If this case goes to court, Messi and his team can use the burofax as evidence that Barcelona were informed of Messi's decision to leave on that date, so that the club will not be able to state that they never received the letter, or that it arrived after the date, which would make exercising the clause void.
However sources have confirmed to Goal that Barcelona are convinced that Messi's clause ended before June 10, and that since Messi did not outline his intents before that date, should he want to leave now, his €700 million (£630m/$825m) exit clause would have to be activated.
Messi had been unhappy at Barcelona for a while, dating back to the departure of former team-mate Neymar to PSG and his mood was exacerbated by his club's continuously humiliating performances in the Champions League.
His fallout with the board and ongoing tensions with club president Josep Bartomeu, alongside Barcelona's poor performances, are the crux of his desires to leave.

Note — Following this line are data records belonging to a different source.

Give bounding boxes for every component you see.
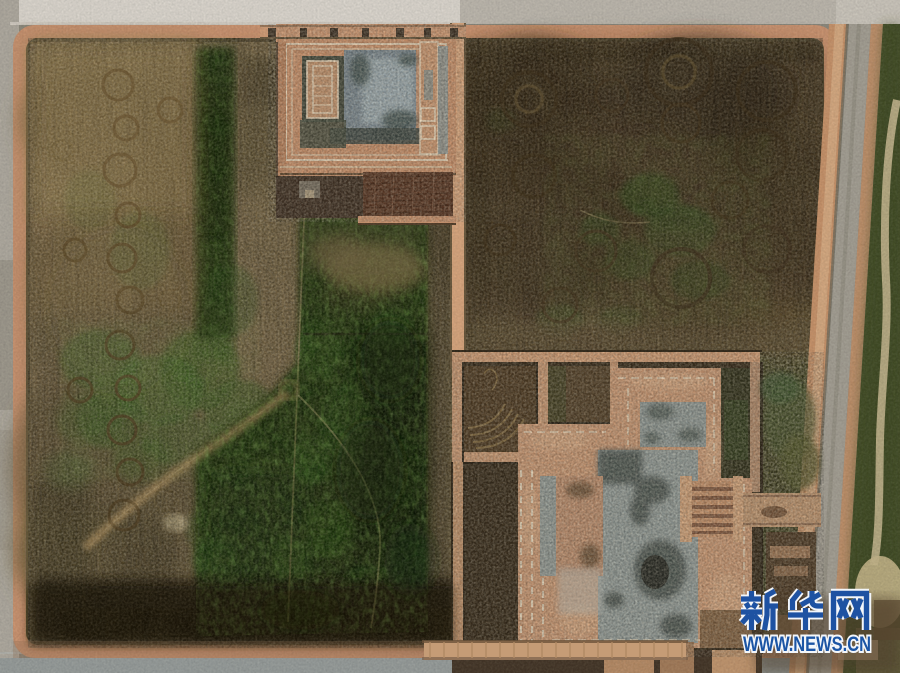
svg-text:WWW.NEWS.CN: WWW.NEWS.CN <box>743 632 871 656</box>
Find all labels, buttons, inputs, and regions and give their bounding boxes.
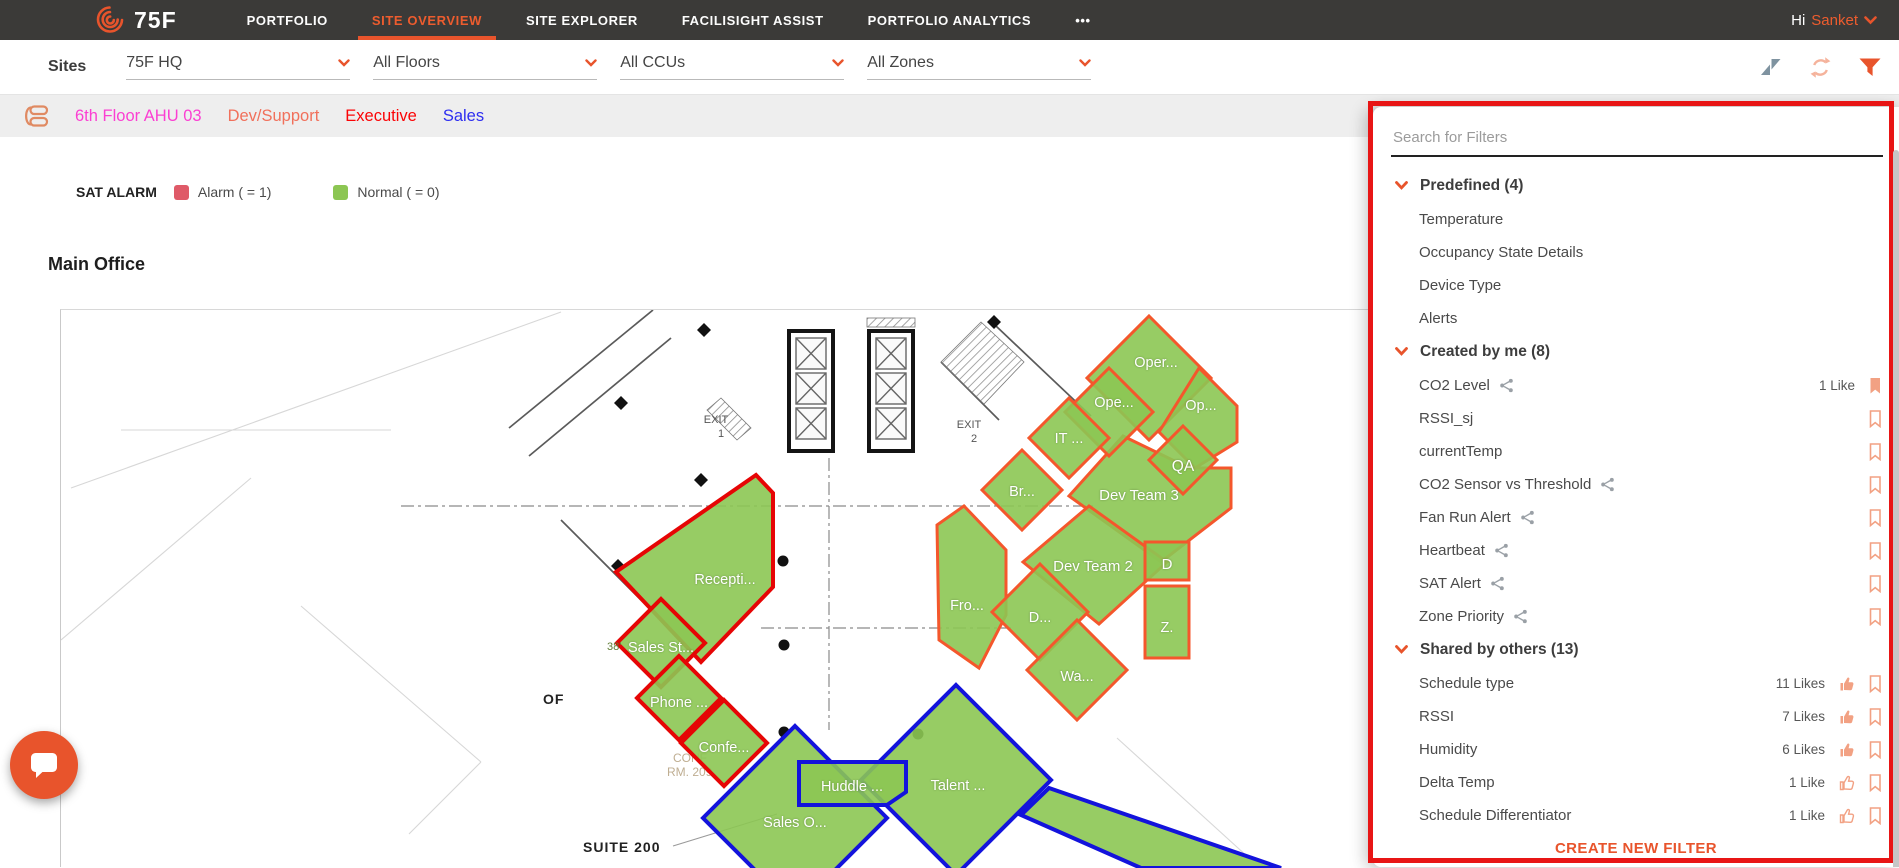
exit1-label: EXIT [704,414,729,426]
likes-count: 7 Likes [1782,709,1825,724]
dropdown-floors[interactable]: All Floors [373,54,597,80]
filter-item-name: SAT Alert [1419,575,1481,592]
filter-item-row[interactable]: currentTemp [1373,435,1899,468]
bookmark-icon[interactable] [1868,608,1883,626]
zendesk-icon[interactable] [1759,57,1782,77]
filter-item-actions: 7 Likes [1782,708,1883,726]
create-new-filter-button[interactable]: CREATE NEW FILTER [1373,840,1899,857]
suite-200-label: SUITE 200 [583,839,660,855]
nav-item-facilisight-assist[interactable]: FACILISIGHT ASSIST [660,0,846,40]
zone-label-confe: Confe... [699,740,750,756]
filter-search-input[interactable] [1391,125,1883,157]
user-menu[interactable]: Hi Sanket [1791,0,1877,40]
filter-section-title: Predefined (4) [1420,177,1523,195]
nav-item-site-explorer[interactable]: SITE EXPLORER [504,0,660,40]
filter-item-name: Heartbeat [1419,542,1485,559]
zone-label-it: IT ... [1055,431,1084,447]
filter-section-title: Shared by others (13) [1420,641,1579,659]
logo-flame-icon [95,5,125,35]
zone-label-br: Br... [1009,484,1035,500]
filter-item-name: currentTemp [1419,443,1502,460]
zone-group-icon[interactable] [22,104,49,128]
zone-group-tab-executive[interactable]: Executive [345,107,417,126]
chevron-down-icon [1864,16,1877,25]
top-nav: 75F PORTFOLIOSITE OVERVIEWSITE EXPLORERF… [0,0,1899,40]
legend-items: Alarm ( = 1)Normal ( = 0) [174,184,502,200]
zone-fro[interactable] [937,506,1006,668]
filter-item-row[interactable]: SAT Alert [1373,567,1899,600]
zones-alarm [616,475,773,786]
filter-item-actions [1868,509,1883,527]
filter-item-name: Delta Temp [1419,774,1495,791]
filter-item-name: Temperature [1419,211,1503,228]
filter-item-actions [1868,575,1883,593]
filter-item-name: Humidity [1419,741,1477,758]
exit1-number: 1 [718,428,724,440]
bookmark-icon[interactable] [1868,575,1883,593]
likes-count: 1 Like [1819,378,1855,393]
dropdown-value-floors: All Floors [373,54,440,72]
zone-label-recepti: Recepti... [694,572,755,588]
filter-item-name: Schedule type [1419,675,1514,692]
thumbs-up-icon[interactable] [1838,709,1855,725]
bookmark-icon[interactable] [1868,377,1883,395]
filter-item-name: Schedule Differentiator [1419,807,1571,824]
share-icon[interactable] [1513,609,1528,624]
zone-group-tab-sales[interactable]: Sales [443,107,484,126]
filter-item-row[interactable]: Humidity6 Likes [1373,733,1899,766]
zone-label-dev3: Dev Team 3 [1099,487,1179,504]
zone-label-fro: Fro... [950,598,984,614]
zone-group-tab-6th-floor-ahu-03[interactable]: 6th Floor AHU 03 [75,107,202,126]
scrollbar-thumb[interactable] [1893,150,1899,867]
zone-label-oper: Oper... [1134,355,1178,371]
filter-item-actions [1868,410,1883,428]
nav-item-portfolio-analytics[interactable]: PORTFOLIO ANALYTICS [846,0,1054,40]
legend-item-0: Alarm ( = 1) [174,184,272,200]
dropdown-value-site: 75F HQ [126,54,182,72]
filter-section-shared-by-others[interactable]: Shared by others (13) [1373,633,1899,667]
zones-selected [703,685,1281,868]
filter-item-actions: 11 Likes [1776,675,1883,693]
bookmark-icon[interactable] [1868,509,1883,527]
zone-group-tabs: 6th Floor AHU 03Dev/SupportExecutiveSale… [75,107,484,126]
legend-item-1: Normal ( = 0) [333,184,439,200]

He had already expressed his dissatisfaction with the club at the start of the season, outlining his displeasure at Ernesto Valverde's dismissal as head coach as well as voicing his doubts that the club had done absolutely everything they could to re-sign Neymar from PSG.
He also stated that he was unhappy with Eric Abidal criticising individual Blaugrana players for their performances on the pitch, challenging him to name names.
After Barcelona fired Quique Setien following the infamous 8-2 defeat by Bayern in the Champions League quarter-final, they hired Ronald Koeman, who arranged an individual meeting with the Argentina star.
Messi cut his vacation short to speak to Koeman, and told the former Netherlands coach that he had no faith in the future of Barcelona's project and that he was extremely disappointed and hurt with the ongoings at the club.
It was then that Messi, amid the trickle of names of players who wanted out of the club getting leaked to the press, gave the green light for the burofax to be sent through his team - and so, fed up and heartbroken, Messi's glittering career of 20 years at his beloved Barcelona could now all end in tears.